Thanks to Katrina for a great recipe, and make sure you stop by her blog to see all the other goodies she has!
Source: Baking and Boys
- 1/2 cup unsalted butter
- 1/4 cup regular cocoa powder
- 1/4 cup dark cocoa powder
- 2 large eggs
- 1 cup granulated sugar
- 1 teaspoon vanilla extract
- 1/4 cup plus 2 tablespoons all purpose flour
- 1/2 teaspoon salt
- 2 cups shredded, sweetened coconut
- pinch of salt
- 2/3 cup plus 2 tablespoons sweetened condensed milk (I used fat free)
- Preheat the oven to 325 degrees F and line an 8×8 baking pan with foil so the edges hang over the sides of the pan a little. Spray lightly with cooking spray and set aside.
- In a small saucepan, melt the butter and cocoa powders over low heat, stirring until well combined and smooth. Remove from heat and let sit five minutes to cool slightly.
- Add the eggs to the cocoa/butter mixture and whisk until combined, then add in the sugar and vanilla, stirring to combine. Finally, add the flour and salt and whisk until combined.
- In a separate bowl, combine the coconut with the condensed milk and salt.

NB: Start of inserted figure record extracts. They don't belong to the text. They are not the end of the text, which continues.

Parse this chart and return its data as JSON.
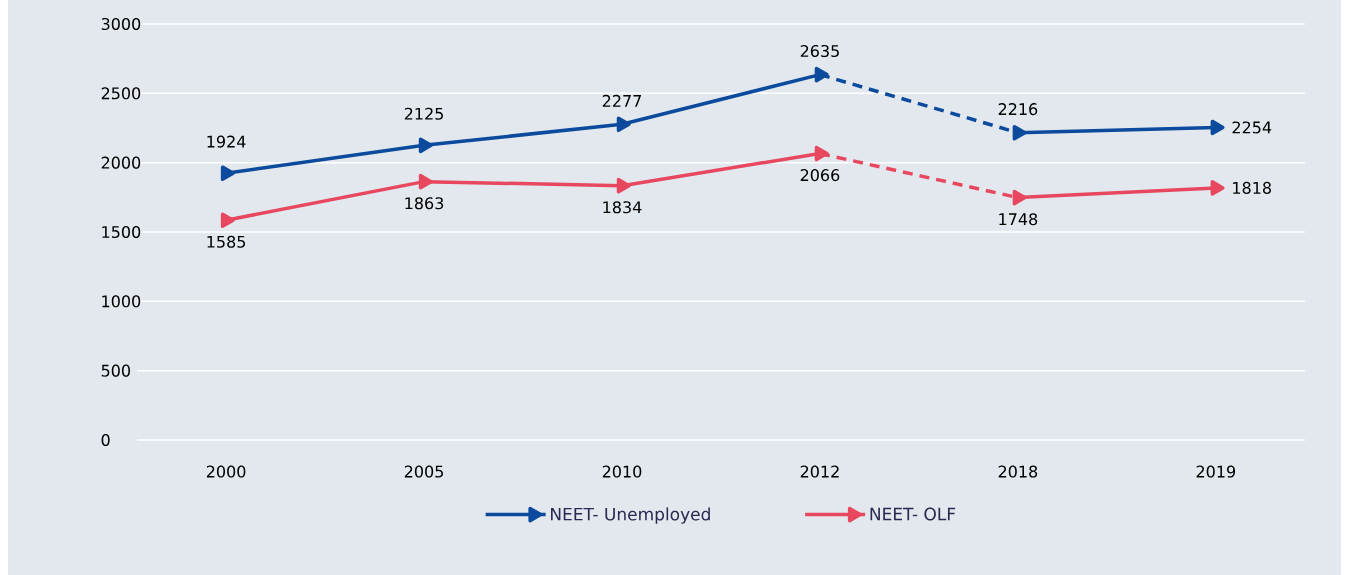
{
  "chart_data": {
    "type": "line",
    "categories": [
      "2000",
      "2005",
      "2010",
      "2012",
      "2018",
      "2019"
    ],
    "series": [
      {
        "name": "NEET- Unemployed",
        "color": "#0b4a9c",
        "values": [
          1924,
          2125,
          2277,
          2635,
          null,
          null
        ],
        "value_labels": [
          "1924",
          "2125",
          "2277",
          "2635",
          null,
          null
        ],
        "marker": "triangle",
        "line_style": "solid"
      },
      {
        "color": "#0b4a9c",
        "values": [
          null,
          null,
          null,
          2635,
          2216,
          null
        ],
        "line_style": "dashed"
      },
      {
        "color": "#0b4a9c",
        "values": [
          null,
          null,
          null,
          null,
          2216,
          2254
        ],
        "value_labels": [
          null,
          null,
          null,
          null,
          "2216",
          "2254"
        ],
        "marker": "triangle",
        "line_style": "solid"
      },
      {
        "name": "NEET- OLF",
        "color": "#e8485f",
        "values": [
          1585,
          1863,
          1834,
          2066,
          null,
          null
        ],
        "value_labels": [
          "1585",
          "1863",
          "1834",
          "2066",
          null,
          null
        ],
        "marker": "triangle",
        "line_style": "solid"
      },
      {
        "color": "#e8485f",
        "values": [
          null,
          null,
          null,
          2066,
          1748,
          null
        ],
        "line_style": "dashed"
      },
      {
        "color": "#e8485f",
        "values": [
          null,
          null,
          null,
          null,
          1748,
          1818
        ],
        "value_labels": [
          null,
          null,
          null,
          null,
          "1748",
          "1818"
        ],
        "marker": "triangle",
        "line_style": "solid"
      }
    ],
    "ylim": [
      0,
      3000
    ],
    "yticks": [
      0,
      500,
      1000,
      1500,
      2000,
      2500,
      3000
    ],
    "grid": "y",
    "legend": "bottom"
  }
}
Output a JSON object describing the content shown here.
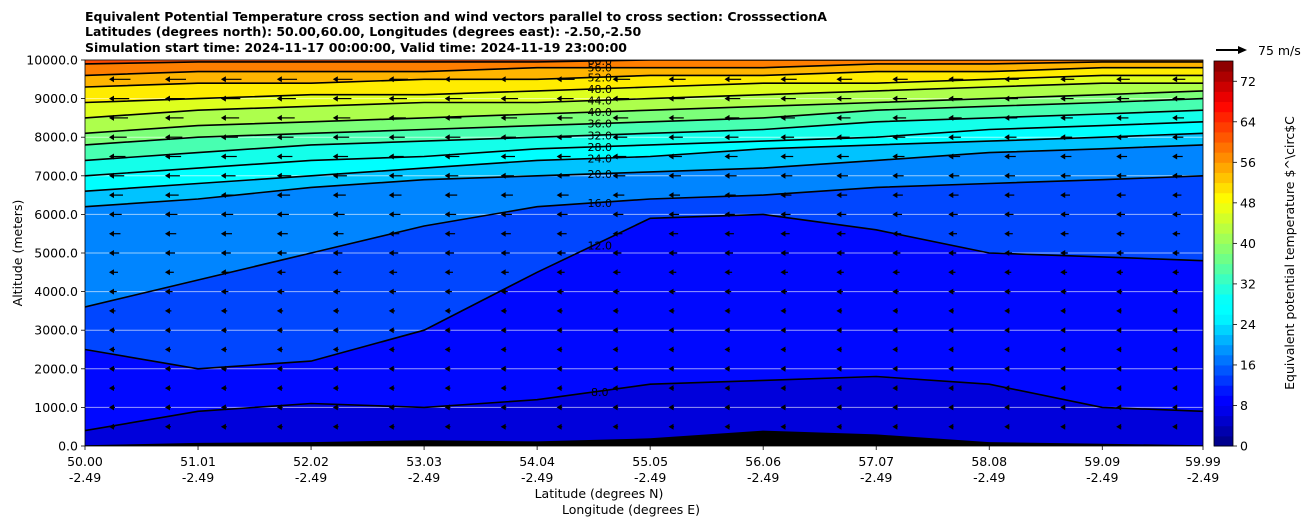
{
  "chart_data": {
    "type": "heatmap",
    "title_lines": [
      "Equivalent Potential Temperature cross section and wind vectors parallel to cross section: CrosssectionA",
      "Latitudes (degrees north): 50.00,60.00, Longitudes (degrees east): -2.50,-2.50",
      "Simulation start time: 2024-11-17 00:00:00, Valid time: 2024-11-19 23:00:00"
    ],
    "ylabel": "Altitude (meters)",
    "xlabel": "Latitude (degrees N)",
    "xlabel2": "Longitude (degrees E)",
    "ylim": [
      0,
      10000
    ],
    "xlim": [
      50.0,
      59.99
    ],
    "y_ticks": [
      "0.0",
      "1000.0",
      "2000.0",
      "3000.0",
      "4000.0",
      "5000.0",
      "6000.0",
      "7000.0",
      "8000.0",
      "9000.0",
      "10000.0"
    ],
    "x_ticks": [
      {
        "lat": "50.00",
        "lon": "-2.49"
      },
      {
        "lat": "51.01",
        "lon": "-2.49"
      },
      {
        "lat": "52.02",
        "lon": "-2.49"
      },
      {
        "lat": "53.03",
        "lon": "-2.49"
      },
      {
        "lat": "54.04",
        "lon": "-2.49"
      },
      {
        "lat": "55.05",
        "lon": "-2.49"
      },
      {
        "lat": "56.06",
        "lon": "-2.49"
      },
      {
        "lat": "57.07",
        "lon": "-2.49"
      },
      {
        "lat": "58.08",
        "lon": "-2.49"
      },
      {
        "lat": "59.09",
        "lon": "-2.49"
      },
      {
        "lat": "59.99",
        "lon": "-2.49"
      }
    ],
    "grid": "horizontal",
    "colorbar": {
      "label": "Equivalent potential temperature $^\\circ$C",
      "min": 0,
      "max": 76,
      "step": 2,
      "ticks": [
        "0",
        "8",
        "16",
        "24",
        "32",
        "40",
        "48",
        "56",
        "64",
        "72"
      ]
    },
    "quiver_key": "75 m/s",
    "contour_labels": [
      "60.0",
      "56.0",
      "52.0",
      "48.0",
      "44.0",
      "40.0",
      "36.0",
      "32.0",
      "28.0",
      "24.0",
      "20.0",
      "12.0",
      "8.0"
    ],
    "level_heights": [
      {
        "level": 8,
        "heights": [
          400,
          900,
          1100,
          1000,
          1200,
          1600,
          1700,
          1800,
          1600,
          1000,
          900
        ]
      },
      {
        "level": 12,
        "heights": [
          2500,
          2000,
          2200,
          3000,
          4500,
          5900,
          6000,
          5600,
          5000,
          4900,
          4800
        ]
      },
      {
        "level": 16,
        "heights": [
          3600,
          4300,
          5000,
          5700,
          6200,
          6400,
          6500,
          6700,
          6800,
          6900,
          7000
        ]
      },
      {
        "level": 20,
        "heights": [
          6200,
          6400,
          6700,
          6900,
          7000,
          7100,
          7200,
          7400,
          7600,
          7700,
          7800
        ]
      },
      {
        "level": 24,
        "heights": [
          6600,
          6800,
          7000,
          7200,
          7400,
          7500,
          7700,
          7800,
          7900,
          8000,
          8100
        ]
      },
      {
        "level": 28,
        "heights": [
          7000,
          7200,
          7400,
          7500,
          7700,
          7800,
          7900,
          8000,
          8200,
          8300,
          8400
        ]
      },
      {
        "level": 32,
        "heights": [
          7400,
          7600,
          7800,
          7900,
          8000,
          8100,
          8200,
          8400,
          8500,
          8600,
          8700
        ]
      },
      {
        "level": 36,
        "heights": [
          7800,
          8000,
          8100,
          8200,
          8300,
          8400,
          8500,
          8700,
          8800,
          8900,
          9000
        ]
      },
      {
        "level": 40,
        "heights": [
          8100,
          8300,
          8400,
          8500,
          8600,
          8700,
          8800,
          8900,
          9000,
          9100,
          9200
        ]
      },
      {
        "level": 44,
        "heights": [
          8500,
          8700,
          8800,
          8900,
          8900,
          9000,
          9100,
          9200,
          9300,
          9400,
          9400
        ]
      },
      {
        "level": 48,
        "heights": [
          8900,
          9000,
          9100,
          9100,
          9200,
          9300,
          9400,
          9400,
          9500,
          9600,
          9600
        ]
      },
      {
        "level": 52,
        "heights": [
          9300,
          9400,
          9400,
          9500,
          9500,
          9600,
          9600,
          9700,
          9700,
          9800,
          9800
        ]
      },
      {
        "level": 56,
        "heights": [
          9600,
          9700,
          9700,
          9700,
          9800,
          9800,
          9800,
          9900,
          9900,
          9950,
          9950
        ]
      },
      {
        "level": 60,
        "heights": [
          9900,
          9950,
          9950,
          9950,
          9950,
          10000,
          10000,
          10000,
          10000,
          10000,
          10000
        ]
      }
    ],
    "terrain_heights": [
      20,
      80,
      100,
      150,
      120,
      200,
      400,
      300,
      100,
      60,
      20
    ],
    "wind_arrow_rows_m": [
      9500,
      9000,
      8500,
      8000,
      7500,
      7000,
      6500,
      6000,
      5500,
      5000,
      4500,
      4000,
      3500,
      3000,
      2500,
      2000,
      1500,
      1000,
      500
    ]
  }
}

- Pour about half the batter into the prepared pan and spread evenly. Drop the coconut mixture by the spoonfuls over the brownie batter and then pour the remaining brownie batter over the top, covering the coconut layer.
- Bake for 30-35 minutes until a toothpick inserted in the center comes out mostly clean. Let cool completely on wire rack.
- Chill in refrigerator for a couple hours and cut into desired size pieces. If you are too eager to eat them, you don’t have to chill, it just helps firm them up and make them a bit more fudgey.